RMD (Required Minimum Distribution)
Definition
Mandatory annual withdrawals from traditional retirement accounts (401k, traditional IRA) that must begin at age 73, with the amount based on your account balance and life expectancy.
Required Minimum Distributions are the government's way of collecting deferred taxes on traditional retirement accounts. Since you got a tax deduction when you contributed, the IRS eventually requires you to withdraw the money and pay income tax on it. Under the SECURE 2.0 Act, RMDs must begin at age 73 (increasing to 75 in 2033).

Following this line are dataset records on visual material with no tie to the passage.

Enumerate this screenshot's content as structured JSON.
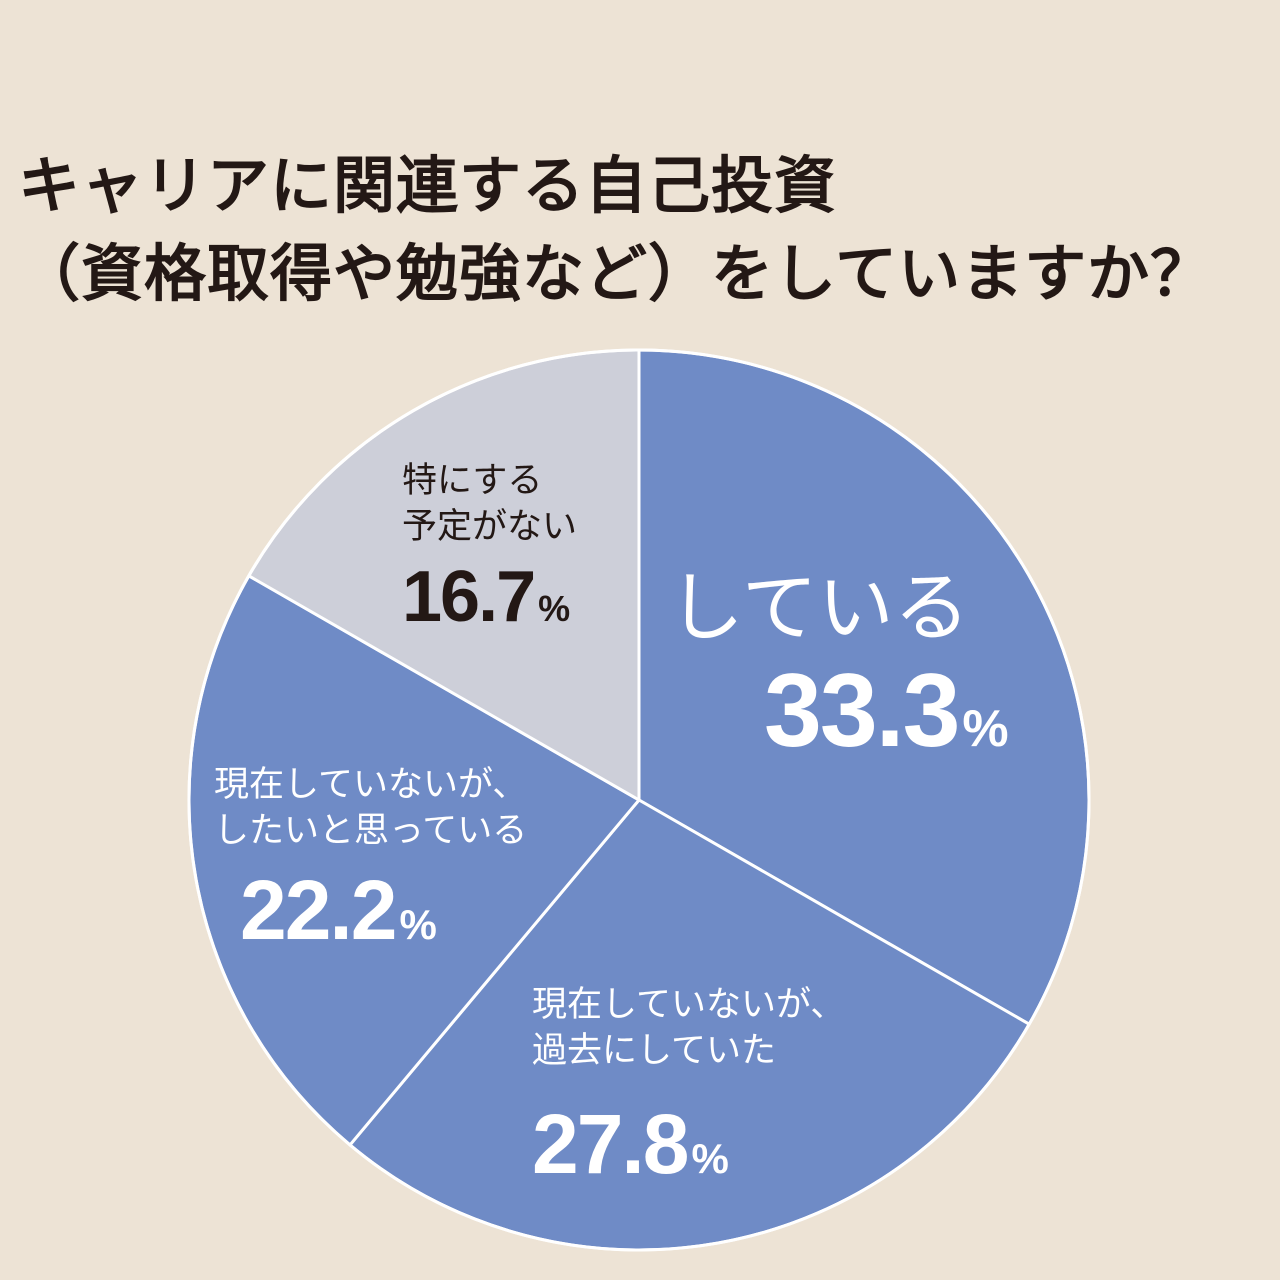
{
  "title": {
    "line1": "キャリアに関連する自己投資",
    "line2": "（資格取得や勉強など）をしていますか？"
  },
  "colors": {
    "background": "#ede3d5",
    "blue_segment": "#6f8bc6",
    "gray_segment": "#cdcfd9",
    "divider": "#ffffff",
    "text_dark": "#231815"
  },
  "segments": [
    {
      "label_line1": "している",
      "label_line2": "",
      "value": "33.3",
      "unit": "%"
    },
    {
      "label_line1": "現在していないが、",
      "label_line2": "過去にしていた",
      "value": "27.8",
      "unit": "%"
    },
    {
      "label_line1": "現在していないが、",
      "label_line2": "したいと思っている",
      "value": "22.2",
      "unit": "%"
    },
    {
      "label_line1": "特にする",
      "label_line2": "予定がない",
      "value": "16.7",
      "unit": "%"
    }
  ],
  "chart_data": {
    "type": "pie",
    "title": "キャリアに関連する自己投資（資格取得や勉強など）をしていますか？",
    "categories": [
      "している",
      "現在していないが、過去にしていた",
      "現在していないが、したいと思っている",
      "特にする予定がない"
    ],
    "values": [
      33.3,
      27.8,
      22.2,
      16.7
    ],
    "unit": "%",
    "start_angle": "12 o'clock",
    "direction": "clockwise",
    "colors": [
      "#6f8bc6",
      "#6f8bc6",
      "#6f8bc6",
      "#cdcfd9"
    ],
    "legend": "none (labels inside slices)"
  }
}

The RMD amount is calculated annually by dividing your December 31 account balance from the prior year by a life expectancy factor from IRS tables. At age 73, the factor is approximately 26.5, meaning you'd withdraw about 3.8% of the balance. The percentage increases each year as the life expectancy factor decreases.

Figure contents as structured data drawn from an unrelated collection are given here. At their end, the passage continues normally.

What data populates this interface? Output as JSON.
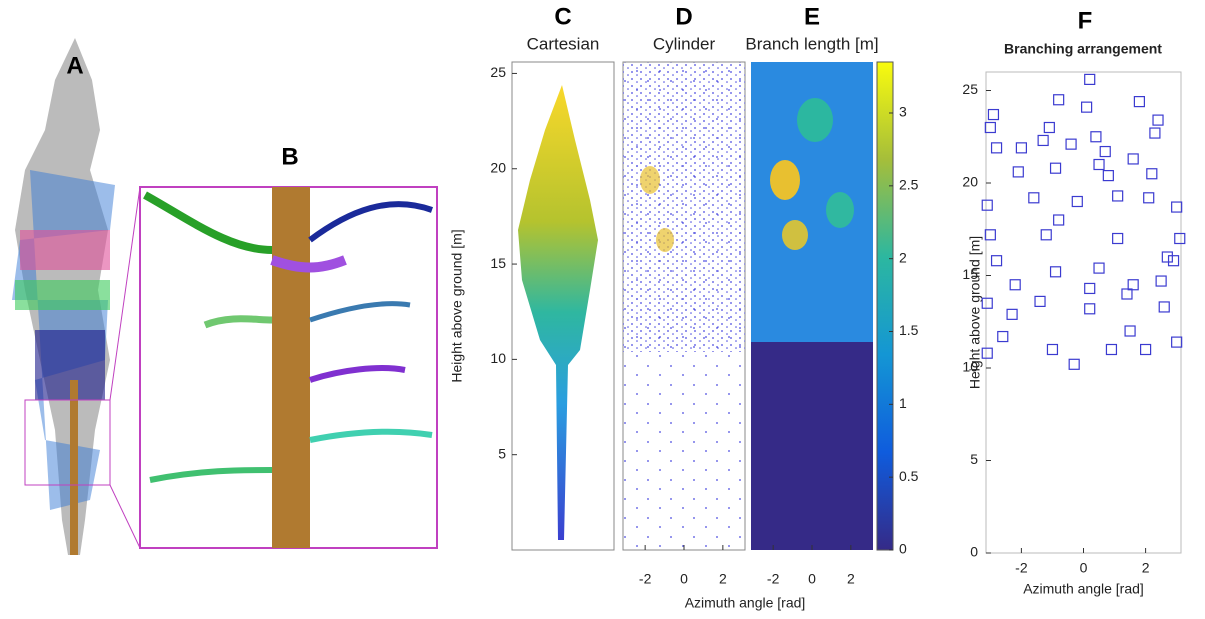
{
  "panel_labels": [
    "A",
    "B"
  ],
  "chart_data": [
    {
      "type": "cloud-panels",
      "labels": [
        "C",
        "D",
        "E"
      ],
      "titles": [
        "Cartesian",
        "Cylinder",
        "Branch length [m]"
      ],
      "y_label": "Height above ground [m]",
      "x_label": "Azimuth angle [rad]",
      "ylim": [
        0,
        25.6
      ],
      "yticks": [
        5,
        10,
        15,
        20,
        25
      ],
      "xlim": [
        -3.14,
        3.14
      ],
      "xticks": [
        -2,
        0,
        2
      ],
      "colorbar": {
        "lim": [
          0,
          3.35
        ],
        "ticks": [
          0,
          0.5,
          1,
          1.5,
          2,
          2.5,
          3
        ]
      }
    },
    {
      "type": "scatter",
      "label": "F",
      "title": "Branching arrangement",
      "x_label": "Azimuth angle [rad]",
      "y_label": "Height above ground [m]",
      "xlim": [
        -3.14,
        3.14
      ],
      "xticks": [
        -2,
        0,
        2
      ],
      "ylim": [
        0,
        26
      ],
      "yticks": [
        0,
        5,
        10,
        15,
        20,
        25
      ],
      "color": "#3b3bd0",
      "x": [
        -3.0,
        -2.9,
        -2.8,
        -3.1,
        -3.0,
        -2.8,
        -3.1,
        -3.1,
        -2.6,
        -2.3,
        -2.2,
        -2.1,
        -2.0,
        -1.6,
        -1.3,
        -1.1,
        -0.8,
        -0.9,
        -0.8,
        -1.2,
        -0.9,
        -1.4,
        -1.0,
        -0.4,
        -0.2,
        -0.3,
        0.1,
        0.2,
        0.4,
        0.5,
        0.7,
        0.2,
        0.2,
        0.5,
        0.8,
        1.1,
        1.1,
        0.9,
        1.4,
        1.6,
        1.5,
        1.6,
        1.8,
        2.1,
        2.2,
        2.4,
        2.3,
        2.5,
        2.7,
        2.6,
        2.0,
        3.0,
        3.1,
        2.9,
        3.0
      ],
      "y": [
        23.0,
        23.7,
        21.9,
        18.8,
        17.2,
        15.8,
        13.5,
        10.8,
        11.7,
        12.9,
        14.5,
        20.6,
        21.9,
        19.2,
        22.3,
        23.0,
        24.5,
        20.8,
        18.0,
        17.2,
        15.2,
        13.6,
        11.0,
        22.1,
        19.0,
        10.2,
        24.1,
        25.6,
        22.5,
        21.0,
        21.7,
        14.3,
        13.2,
        15.4,
        20.4,
        19.3,
        17.0,
        11.0,
        14.0,
        14.5,
        12.0,
        21.3,
        24.4,
        19.2,
        20.5,
        23.4,
        22.7,
        14.7,
        16.0,
        13.3,
        11.0,
        18.7,
        17.0,
        15.8,
        11.4
      ]
    }
  ]
}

RMDs apply to traditional IRAs, SEP IRAs, SIMPLE IRAs, 401(k)s, 403(b)s, and most other tax-deferred retirement accounts. Critically, Roth IRAs are exempt from RMDs during the owner's lifetime — one of their major advantages. Inherited IRAs have their own RMD rules based on the beneficiary's relationship to the original owner.
Failure to take your full RMD results in a 25% excise tax on the amount not withdrawn (reduced from the previous 50% penalty). The penalty can be reduced to 10% if corrected within two years. This makes RMD compliance essential for retirees.
Strategic RMD planning involves: considering Roth conversions before RMDs begin (to reduce future required withdrawals), coordinating RMDs with other income to manage tax brackets, using Qualified Charitable Distributions (QCDs) to satisfy RMDs with tax-free donations, and timing the first RMD (you can delay until April 1 of the year after you turn 73, but then you'll take two RMDs in that year).
Where this appears in Clarity
Clarity automatically tracks and calculates these concepts across your connected accounts.
Related Terms
Frequently Asked Questions
Can I avoid RMDs?
You can avoid RMDs by converting traditional accounts to Roth IRAs (Roth conversions trigger tax but eliminate future RMDs). Roth IRAs have no RMDs during the owner's lifetime. You can also reduce RMDs by spending from traditional accounts first or making Qualified Charitable Distributions.
Do I have to spend my RMD?
You must withdraw the money from the retirement account, but you can invest it in a regular taxable brokerage account or do anything else with it. The requirement is the withdrawal and the associated tax payment — how you use the funds afterward is up to you.